Master of Occupational Therapy students host children’s summer camps
Every summer for the last few years, the occupational therapy labs on the main campus in Radford and at Radford University Carilion (RUC) in Roanoke echo with the sound of children’s giggles, playful screams and excited chatter.
Dozens of kids, ages 3-6, participate in free, week-long summer camps led by Master of Occupational Therapy (M.O.T.) students who work with campers to build their cognitive, physical/motor, sensory and social skills while their hosts gain real-world clinical experience. Children of all abilities are invited and included in the camps’ activities.
“I had a 4 ½-year-old as my assigned camper,” said Delaney Ratliff, a second-year M.O.T. student at RUC. “I personally loved his age since it’s such a significant time for development. Having a diverse mix of ages helps us to learn how to adapt activities and make them as inclusive as possible.”
The camps, held this year in late July, were designed to provide campers with opportunities to engage in “purposeful play,” or enjoyable activities that allow children to make meaning out of their experiences. In addition, the activities give the M.O.T. students a chance to learn how they can help pediatric clients improve their life skills to increase confidence, participation and independence in life.
“I believe the biggest benefit the campers gain is social participation,” said second-year main campus MOT student Sarah Snuggs. “Getting to play and make friends with other children is a huge step in development for this age range.”
Snuggs said that communication skills are a major part of social interactions, and initiating conversations isn't always easy for kids. As an OT camp leader, Snuggs said she was able to provide encouragement to help the campers understand what those types of interactions look like.
“Kids are also hilarious when talking to a peer,” Snuggs said with a chuckle. “They aren't afraid to be themselves.”
All of the camp planning and activities in both locations are supervised by OT faculty, who provide the students with advice on the schedule of events and direction on working with the children throughout the camp.
“Each M.O.T. student is assigned a camper, and we take time to get to know who they are by meeting their caregivers before the camps begin,” said Ratliff. “As a group, we create the week-long camp schedule based on what we know about the campers. This camp is also important because not all summer camps are accepting of children with disabilities, and we absolutely welcome anyone and everyone.”
The summer camps are just as beneficial for the M.O.T. students as they are for the children, providing vital experience in working with a group of clients with diverse needs and skill levels.
“I definitely think participating in running the summer camps gave me a glimpse into life as a professional and how much work it truly is,” said Ratliff, “but also how rewarding it is when you succeed.”
Ratliff said that the camp allowed her to grow substantially in her pediatric professional development, adding that she had never had an experience like this. “I am very grateful I was given the opportunity and can take this with me now in my future practice,” she said.
Snuggs agreed that the camps were invaluable to her as an M.O.T. student.
“This camp is important for OT students because we create goals for each camper as you would in the clinical setting and watch the children progress throughout the week,” Snuggs recalled. “It’s also important to OT students to get an introduction to working with kids, so those who may not have experience with children can decide if they want to work with the pediatric population in the future.”
Snuggs said that participating in the camp opened her eyes to how much preparation goes into running an event — especially one involving children.

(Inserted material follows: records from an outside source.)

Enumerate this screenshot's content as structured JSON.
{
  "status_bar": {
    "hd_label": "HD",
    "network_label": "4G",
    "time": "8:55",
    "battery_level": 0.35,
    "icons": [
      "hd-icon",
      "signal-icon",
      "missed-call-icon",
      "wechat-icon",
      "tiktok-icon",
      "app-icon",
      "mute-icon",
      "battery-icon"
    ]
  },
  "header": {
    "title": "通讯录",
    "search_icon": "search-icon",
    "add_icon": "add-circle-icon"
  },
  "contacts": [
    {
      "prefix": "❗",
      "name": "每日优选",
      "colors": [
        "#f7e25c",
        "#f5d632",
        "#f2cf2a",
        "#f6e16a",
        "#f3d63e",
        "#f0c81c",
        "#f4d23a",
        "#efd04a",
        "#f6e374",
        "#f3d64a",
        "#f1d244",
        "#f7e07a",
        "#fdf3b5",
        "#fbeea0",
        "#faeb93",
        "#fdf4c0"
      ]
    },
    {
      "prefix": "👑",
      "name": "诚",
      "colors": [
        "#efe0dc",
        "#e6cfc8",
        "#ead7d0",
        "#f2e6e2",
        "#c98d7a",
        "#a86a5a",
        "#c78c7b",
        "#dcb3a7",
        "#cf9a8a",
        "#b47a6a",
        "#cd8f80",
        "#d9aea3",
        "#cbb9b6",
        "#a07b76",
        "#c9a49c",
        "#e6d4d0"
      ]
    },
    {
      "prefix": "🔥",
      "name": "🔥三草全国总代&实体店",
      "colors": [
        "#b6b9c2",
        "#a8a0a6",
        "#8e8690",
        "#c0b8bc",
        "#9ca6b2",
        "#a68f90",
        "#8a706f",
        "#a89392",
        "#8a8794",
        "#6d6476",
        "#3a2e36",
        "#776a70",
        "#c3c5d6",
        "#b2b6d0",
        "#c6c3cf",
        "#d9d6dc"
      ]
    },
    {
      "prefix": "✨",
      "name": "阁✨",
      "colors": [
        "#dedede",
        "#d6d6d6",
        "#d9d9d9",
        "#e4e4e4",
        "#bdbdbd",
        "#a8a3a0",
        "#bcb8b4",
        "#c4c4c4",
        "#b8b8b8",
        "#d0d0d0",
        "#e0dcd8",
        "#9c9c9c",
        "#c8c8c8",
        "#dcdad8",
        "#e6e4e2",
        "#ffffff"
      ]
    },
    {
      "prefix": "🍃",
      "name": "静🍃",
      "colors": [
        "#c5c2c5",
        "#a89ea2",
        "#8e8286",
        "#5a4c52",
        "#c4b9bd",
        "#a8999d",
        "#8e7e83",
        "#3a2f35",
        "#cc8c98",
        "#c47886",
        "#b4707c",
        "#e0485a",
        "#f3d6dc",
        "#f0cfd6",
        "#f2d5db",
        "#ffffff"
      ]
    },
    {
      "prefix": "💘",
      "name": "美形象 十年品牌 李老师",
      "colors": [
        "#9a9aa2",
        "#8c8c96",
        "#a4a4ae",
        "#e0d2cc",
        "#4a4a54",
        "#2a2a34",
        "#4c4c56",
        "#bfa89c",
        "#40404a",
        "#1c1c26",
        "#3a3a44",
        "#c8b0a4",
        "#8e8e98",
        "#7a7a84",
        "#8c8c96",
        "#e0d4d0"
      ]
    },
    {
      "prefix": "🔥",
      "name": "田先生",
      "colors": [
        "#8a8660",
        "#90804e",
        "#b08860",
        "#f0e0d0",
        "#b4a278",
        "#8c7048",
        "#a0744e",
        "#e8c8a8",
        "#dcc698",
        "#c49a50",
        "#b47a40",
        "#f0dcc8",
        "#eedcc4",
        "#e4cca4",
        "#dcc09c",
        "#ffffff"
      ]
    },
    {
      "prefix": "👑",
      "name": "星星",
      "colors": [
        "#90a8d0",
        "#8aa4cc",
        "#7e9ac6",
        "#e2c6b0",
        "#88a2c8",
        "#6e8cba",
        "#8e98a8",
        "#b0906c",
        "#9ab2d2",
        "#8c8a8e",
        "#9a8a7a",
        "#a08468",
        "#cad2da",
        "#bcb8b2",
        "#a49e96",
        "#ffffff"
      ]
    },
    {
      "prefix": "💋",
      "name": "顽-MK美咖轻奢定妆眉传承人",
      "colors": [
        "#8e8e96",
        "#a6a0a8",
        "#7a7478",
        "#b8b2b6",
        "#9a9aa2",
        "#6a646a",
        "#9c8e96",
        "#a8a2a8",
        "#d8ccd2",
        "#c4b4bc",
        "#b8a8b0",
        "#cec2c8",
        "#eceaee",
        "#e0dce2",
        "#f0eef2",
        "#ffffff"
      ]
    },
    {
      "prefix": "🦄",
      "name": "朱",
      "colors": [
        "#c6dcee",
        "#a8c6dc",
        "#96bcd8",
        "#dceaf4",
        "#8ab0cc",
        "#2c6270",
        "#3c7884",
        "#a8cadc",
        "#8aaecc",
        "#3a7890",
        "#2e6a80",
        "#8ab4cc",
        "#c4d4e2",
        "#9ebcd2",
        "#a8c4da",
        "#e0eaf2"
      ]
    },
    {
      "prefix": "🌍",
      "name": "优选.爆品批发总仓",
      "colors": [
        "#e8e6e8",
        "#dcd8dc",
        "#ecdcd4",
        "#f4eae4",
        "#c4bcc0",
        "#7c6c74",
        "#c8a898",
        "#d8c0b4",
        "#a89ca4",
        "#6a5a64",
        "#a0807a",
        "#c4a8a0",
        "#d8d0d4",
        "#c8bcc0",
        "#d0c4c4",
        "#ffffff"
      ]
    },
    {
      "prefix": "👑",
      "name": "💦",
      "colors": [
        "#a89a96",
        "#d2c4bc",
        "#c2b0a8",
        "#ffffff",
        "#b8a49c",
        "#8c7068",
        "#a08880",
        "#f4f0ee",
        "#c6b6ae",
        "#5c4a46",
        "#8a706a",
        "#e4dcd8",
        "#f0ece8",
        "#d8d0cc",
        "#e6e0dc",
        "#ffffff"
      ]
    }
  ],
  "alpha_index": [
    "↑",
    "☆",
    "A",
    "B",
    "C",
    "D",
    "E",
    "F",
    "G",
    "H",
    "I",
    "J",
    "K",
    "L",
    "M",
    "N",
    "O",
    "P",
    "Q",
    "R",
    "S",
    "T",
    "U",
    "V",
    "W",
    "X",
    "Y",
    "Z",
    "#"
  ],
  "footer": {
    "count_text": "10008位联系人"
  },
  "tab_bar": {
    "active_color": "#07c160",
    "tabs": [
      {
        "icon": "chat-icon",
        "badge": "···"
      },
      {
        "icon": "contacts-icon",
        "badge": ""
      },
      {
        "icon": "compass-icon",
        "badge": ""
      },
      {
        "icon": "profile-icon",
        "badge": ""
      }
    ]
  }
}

“Once I graduate, throughout my professional career, I will have a better understanding of not only what planning looks like, but also how to execute it properly,” she said. “Working with kids, it’s important to make sure you have backup ideas ready to meet the needs of all the children. This carries over to any population or work setting because you never know what you may need. Being prepared for all situations shows you are a professional.”
Both Ratliff and Snuggs say they would definitely participate in an experience like the summer camps again based on what they took away from the camps as well as their time spent with the kids.
“I would love to continue to be a part of opportunities that spread the word about occupational therapy and share the amazing profession that it is,” said Ratliff, “and I had a great time with the children.”
Snuggs added, “My dream is to work in a pediatric outpatient setting. I have grown up around children my whole life, and I want to be a person who sets a strong foundation for their future. Schools, churches and local communities all plan camps for kids, and I can't wait to be a part of them.”